The use of Spring Boot to provide a runtime jar with externalizable configuration. See https://spring.io/projects/spring-boot .
The use of Spring Batch to handle much of the logistics of batch processing. See https://spring.io/projects/spring-batch .
Using stream processing and other Java 8 features as an approach to make the code more flexible and usable. There’s some excellent Youtube video that demonstrates this approach. See some excellent videos by Victor Rentea:
- Clean Code with Java8 4 years later (V. Rentea) https://www.youtube.com/watch?v=-WInMyeAqTE
- The Art of Clean Code by Victor Rentea https://www.youtube.com/watch?v=AeWbJ5LIFNg
- The Art Of Clean Code by Victor Rentea https://www.youtube.com/watch?v=J4OIo4T7I_E

Wrapping some functionality in a user interface¶

The core code that turns the input stream of files into a output Rosetta-ingestable structure can be utilised by a bulk processing engine. It can also be exposed as an API for use in a user interface. As the tools get more use, we can identify user workflows that can be automated and exposed and managed with a user interface.

One choice for writing that user interface and exposing functionality through a REST API is Spring Boot and a Spring-based web framework, such as Spring MVC and Spring Web Flow (https://projects.spring.io/spring-webflow/ ).

Consider also using hypermedia or HATEOAS (Hypertext as the Engine of Application State) as a means of exposing navigations in a REST API instead of strict API versioning. Some discussion of HATEOAS:

An Intro to Spring HATEOAS (https://www.baeldung.com/spring-hateoas-tutorial )
Spring HATEOAS (https://spring.io/projects/spring-hateoas )

Integrating with a workflow¶

A monolithic user interface may not be the best approach. The process of moving Fairfax files through different stages might fit better into some kind of workflow software.
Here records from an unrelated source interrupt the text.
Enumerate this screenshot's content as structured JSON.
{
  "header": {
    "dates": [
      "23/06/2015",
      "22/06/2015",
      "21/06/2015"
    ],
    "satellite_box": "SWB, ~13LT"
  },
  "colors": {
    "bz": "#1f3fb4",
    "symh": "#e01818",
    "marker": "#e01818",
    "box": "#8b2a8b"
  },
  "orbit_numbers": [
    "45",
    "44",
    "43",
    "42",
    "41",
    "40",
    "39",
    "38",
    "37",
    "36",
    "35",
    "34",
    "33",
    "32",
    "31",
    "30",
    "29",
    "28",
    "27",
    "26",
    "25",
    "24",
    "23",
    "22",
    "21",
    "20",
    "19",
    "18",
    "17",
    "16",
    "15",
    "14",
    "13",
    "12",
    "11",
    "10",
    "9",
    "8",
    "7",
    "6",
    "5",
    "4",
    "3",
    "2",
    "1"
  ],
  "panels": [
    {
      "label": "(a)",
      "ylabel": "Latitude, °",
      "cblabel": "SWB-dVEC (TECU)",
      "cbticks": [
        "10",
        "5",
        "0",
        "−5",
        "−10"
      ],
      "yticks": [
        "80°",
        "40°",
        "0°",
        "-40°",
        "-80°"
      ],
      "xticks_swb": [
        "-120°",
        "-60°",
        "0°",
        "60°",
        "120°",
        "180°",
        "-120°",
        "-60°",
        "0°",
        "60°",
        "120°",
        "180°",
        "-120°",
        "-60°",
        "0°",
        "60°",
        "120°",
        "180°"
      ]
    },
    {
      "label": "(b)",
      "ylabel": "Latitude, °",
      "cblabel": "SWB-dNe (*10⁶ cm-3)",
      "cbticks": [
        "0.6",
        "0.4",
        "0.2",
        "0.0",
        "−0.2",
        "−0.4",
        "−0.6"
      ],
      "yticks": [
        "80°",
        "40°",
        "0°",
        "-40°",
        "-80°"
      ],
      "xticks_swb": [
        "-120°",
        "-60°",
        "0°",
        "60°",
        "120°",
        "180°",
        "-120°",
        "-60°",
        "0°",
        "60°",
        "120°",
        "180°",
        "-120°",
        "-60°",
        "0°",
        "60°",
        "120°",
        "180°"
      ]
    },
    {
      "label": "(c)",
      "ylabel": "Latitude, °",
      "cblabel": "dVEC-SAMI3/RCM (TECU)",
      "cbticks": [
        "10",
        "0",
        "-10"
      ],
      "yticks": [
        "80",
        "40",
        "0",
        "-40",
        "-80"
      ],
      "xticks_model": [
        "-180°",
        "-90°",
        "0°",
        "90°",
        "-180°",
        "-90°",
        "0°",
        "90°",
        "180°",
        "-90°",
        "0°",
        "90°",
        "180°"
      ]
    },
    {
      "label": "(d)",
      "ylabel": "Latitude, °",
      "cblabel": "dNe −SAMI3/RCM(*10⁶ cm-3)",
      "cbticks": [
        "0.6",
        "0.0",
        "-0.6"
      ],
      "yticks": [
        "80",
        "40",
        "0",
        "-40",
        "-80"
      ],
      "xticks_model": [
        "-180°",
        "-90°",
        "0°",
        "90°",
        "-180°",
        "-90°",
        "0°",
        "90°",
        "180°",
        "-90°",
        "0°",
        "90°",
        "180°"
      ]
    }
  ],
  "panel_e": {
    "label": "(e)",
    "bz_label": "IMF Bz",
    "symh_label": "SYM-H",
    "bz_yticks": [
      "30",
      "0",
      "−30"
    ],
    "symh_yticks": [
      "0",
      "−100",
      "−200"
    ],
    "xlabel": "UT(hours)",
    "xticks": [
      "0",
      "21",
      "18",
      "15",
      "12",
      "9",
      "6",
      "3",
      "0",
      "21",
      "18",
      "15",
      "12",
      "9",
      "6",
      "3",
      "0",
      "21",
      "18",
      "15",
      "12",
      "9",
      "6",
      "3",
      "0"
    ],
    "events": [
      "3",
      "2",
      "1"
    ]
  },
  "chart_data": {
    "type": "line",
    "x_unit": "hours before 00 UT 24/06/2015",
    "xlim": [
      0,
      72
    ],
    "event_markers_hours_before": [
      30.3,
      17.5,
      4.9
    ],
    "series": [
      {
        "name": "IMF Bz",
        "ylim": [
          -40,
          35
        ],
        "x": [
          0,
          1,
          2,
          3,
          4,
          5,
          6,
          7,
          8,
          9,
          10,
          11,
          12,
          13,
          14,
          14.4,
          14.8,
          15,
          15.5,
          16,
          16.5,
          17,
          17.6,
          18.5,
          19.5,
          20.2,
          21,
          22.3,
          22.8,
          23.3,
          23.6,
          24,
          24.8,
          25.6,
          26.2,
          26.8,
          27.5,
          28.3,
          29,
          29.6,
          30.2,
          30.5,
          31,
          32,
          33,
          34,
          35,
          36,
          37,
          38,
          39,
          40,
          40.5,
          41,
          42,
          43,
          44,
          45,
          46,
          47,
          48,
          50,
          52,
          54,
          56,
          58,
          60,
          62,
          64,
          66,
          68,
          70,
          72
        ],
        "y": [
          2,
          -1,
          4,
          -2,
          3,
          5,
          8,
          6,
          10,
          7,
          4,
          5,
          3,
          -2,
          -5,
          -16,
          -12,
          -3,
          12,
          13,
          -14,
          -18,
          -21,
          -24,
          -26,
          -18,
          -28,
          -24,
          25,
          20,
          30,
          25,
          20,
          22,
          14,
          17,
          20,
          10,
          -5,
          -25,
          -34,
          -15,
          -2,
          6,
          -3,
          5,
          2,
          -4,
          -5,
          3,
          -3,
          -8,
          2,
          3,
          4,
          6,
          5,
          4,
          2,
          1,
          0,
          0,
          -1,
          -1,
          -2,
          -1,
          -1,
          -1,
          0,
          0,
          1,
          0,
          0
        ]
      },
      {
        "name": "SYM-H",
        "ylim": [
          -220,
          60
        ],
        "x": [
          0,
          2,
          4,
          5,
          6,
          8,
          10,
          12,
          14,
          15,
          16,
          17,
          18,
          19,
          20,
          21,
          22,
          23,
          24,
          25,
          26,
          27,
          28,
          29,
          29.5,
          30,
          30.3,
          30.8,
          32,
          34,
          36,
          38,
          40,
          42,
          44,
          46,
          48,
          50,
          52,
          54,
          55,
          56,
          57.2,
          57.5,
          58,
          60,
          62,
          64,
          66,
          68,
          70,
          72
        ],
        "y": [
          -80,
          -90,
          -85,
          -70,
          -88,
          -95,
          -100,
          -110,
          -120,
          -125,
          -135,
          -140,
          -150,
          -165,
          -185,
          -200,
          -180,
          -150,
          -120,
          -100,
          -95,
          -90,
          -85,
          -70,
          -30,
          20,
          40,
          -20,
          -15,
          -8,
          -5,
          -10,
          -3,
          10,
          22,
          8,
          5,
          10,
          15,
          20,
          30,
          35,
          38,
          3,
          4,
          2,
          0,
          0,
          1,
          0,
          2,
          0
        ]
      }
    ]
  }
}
In that case you may still want a server, but the REST endpoints provided by the engine would be integrated with some kind of workflow process. There might be UI snippets for specific part of that process.

For example, the AWS Simple Workflow Service (SWF) (https://aws.amazon.com/swf/ ) is one way of integrating the Fairfax ingestion workflow into other systems, including human systems.